8月5日の写真、稲の色むらが見える。葉の展開の差だ。

走り穂の最初の1本が10番田んぼの一番下に出た。8月6日の早朝である。走り穂が出ると、どうかもう少し待ってくれと、つい思ってしまう。稲株全体がもっと充実をしてから、穂に出て欲しいと願う。1本植が20本の穂をつけるという事は、まだ分げつして成育の遅れている株があるという事になりがちである。おくれた株からは大きい穂は出来ない。全体が充実してから穂が出始めてくれればと願う。今年は昨年より5日ほど走り穂が遅い。良い傾向ではないかと期待している。株間を29センチに広げ、開帳型に生育した結果ではないか。早く穂が出るというのは、株の生育にばらつきが大きい状態と言えるのではないか。穂揃いまでばらつくという事になる。

走り穂 :最初に穂が出たのを発見した日。ーー例年サトジマンでは8月初めとなる。

出穂期 :全茎数の40~50%が出穂した日。ーー半分穂が出た様子を記憶しておく。例年8月20日前後これは私の誕生日前日であり、私の名前は出であるので記憶した。

穂揃期 :全茎数の80~90%が出穂した日。ーーこれは遅れ分げつの遅れ穂をのぞいてという感じで良い。8月25日前後

苗床だった3番田んぼ上の色の黄色い田んぼがお隣の慣行農法の田んぼ。

稲刈りが10月8,9,10あたりの予定。いよいよ、あと2ヵ月の田んぼである。昨年は8月後半がほとんど日照のないという天候のせいで9月に病気が出てしまった。今年はそうならないで欲しいと祈る気持ちである。稲の状態は畝取りした一昨年並みであるが、何しろ株数が少ないから、収量はまだわからない。
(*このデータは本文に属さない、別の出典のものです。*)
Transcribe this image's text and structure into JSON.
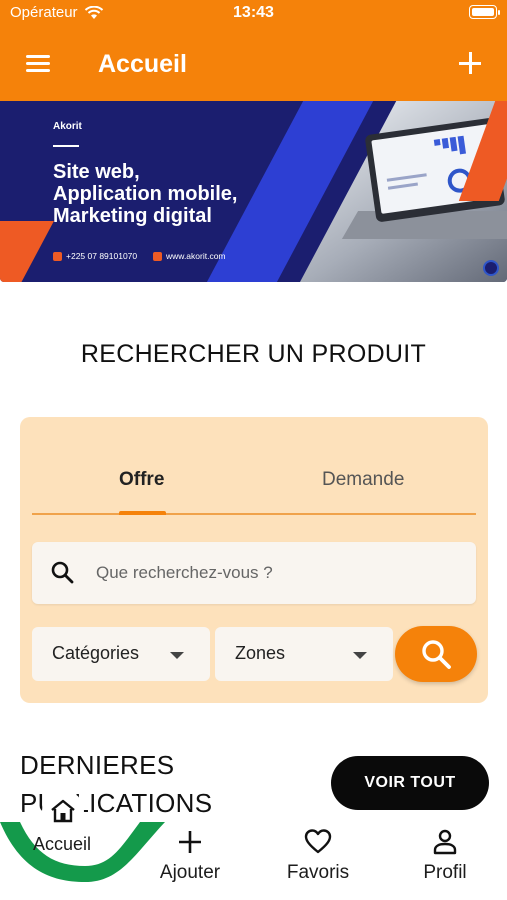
{
  "status_bar": {
    "carrier": "Opérateur",
    "time": "13:43",
    "wifi_icon": "wifi-icon",
    "battery_icon": "battery-icon"
  },
  "app_bar": {
    "title": "Accueil",
    "menu_icon": "hamburger-menu-icon",
    "add_icon": "plus-icon",
    "color": "#f5820a"
  },
  "banner": {
    "brand": "Akorit",
    "headline_1": "Site web,",
    "headline_2": "Application mobile,",
    "headline_3": "Marketing digital",
    "phone": "+225 07 89101070",
    "website": "www.akorit.com"
  },
  "search_section": {
    "title": "RECHERCHER UN PRODUIT",
    "tabs": [
      {
        "label": "Offre",
        "selected": true
      },
      {
        "label": "Demande",
        "selected": false
      }
    ],
    "search_placeholder": "Que recherchez-vous ?",
    "categories_label": "Catégories",
    "zones_label": "Zones",
    "search_button_icon": "search-icon"
  },
  "latest": {
    "title": "DERNIERES PUBLICATIONS",
    "see_all_label": "VOIR TOUT"
  },
  "bottom_nav": {
    "items": [
      {
        "label": "Accueil",
        "icon": "home-icon",
        "active": true
      },
      {
        "label": "Ajouter",
        "icon": "plus-icon"
      },
      {
        "label": "Favoris",
        "icon": "heart-icon"
      },
      {
        "label": "Profil",
        "icon": "person-icon"
      }
    ],
    "accent": "#149a4b"
  }
}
株の様子では8俵行くかなとみているが、どうだろうか。昨年は病気が出て、7,7俵であった。株間を29センチに広げた効果は確かに出ている。何しろ作業が楽になった。特に田植えは楽だった。コロガシで株を傷める確率は下がった。株の姿が開帳型になった。来年を考えると、苗作りもだいぶ楽になる。だから、収量が同じであるなら、29センチで行きたいと考えている。但し草はいくらかで安くなった気がする。分げつを期待して、浅水にした為もある。

29センチ角植えにした一番の要因は、土づくりが進んできたと考えたからである。土づくりは時間がかかる。ここは江戸時代田んぼであったところだ。それを50年ほど前から、みかん畑にしていた。荒れ地や、植木置き場もあった。それを、元気回復事業で田んぼに戻し、農の会が管理を引き受けたのが7年前。それから土づくりに専念してここまで来た。土づくりと言ってもそれ自体が手探りの末、5年目についに畝取りを達成した。分からないなり、藁をたい肥化して戻す。緑肥の栽培を行う。7年間土づくりをしてきた。そろそろ29センチ角でも大丈夫な土になった来たかと考え、決断した。

ここの左端に走り穂が1本だけあった。全体で間違いなくこの1本だけである。あとから捕植した株である。走り穂が出るのは決していいことではない。捕植の遅れた株が何らかの原因で、一本早く穂を出したように見える。いよいよ穂が出て、花が咲く時期は水を沢山欲しがる時期である。それでも土を固めないと倒伏になる。ここに矛盾した心境が産まれる。必ず1度や2度豪雨や台風が来るものだ。土壌がグズグズではすぐに倒れる。ここで一度水を止めて土を固めて、また水を入れることにしたいと思う。毎日迷いながらも、決断しなくてはならない。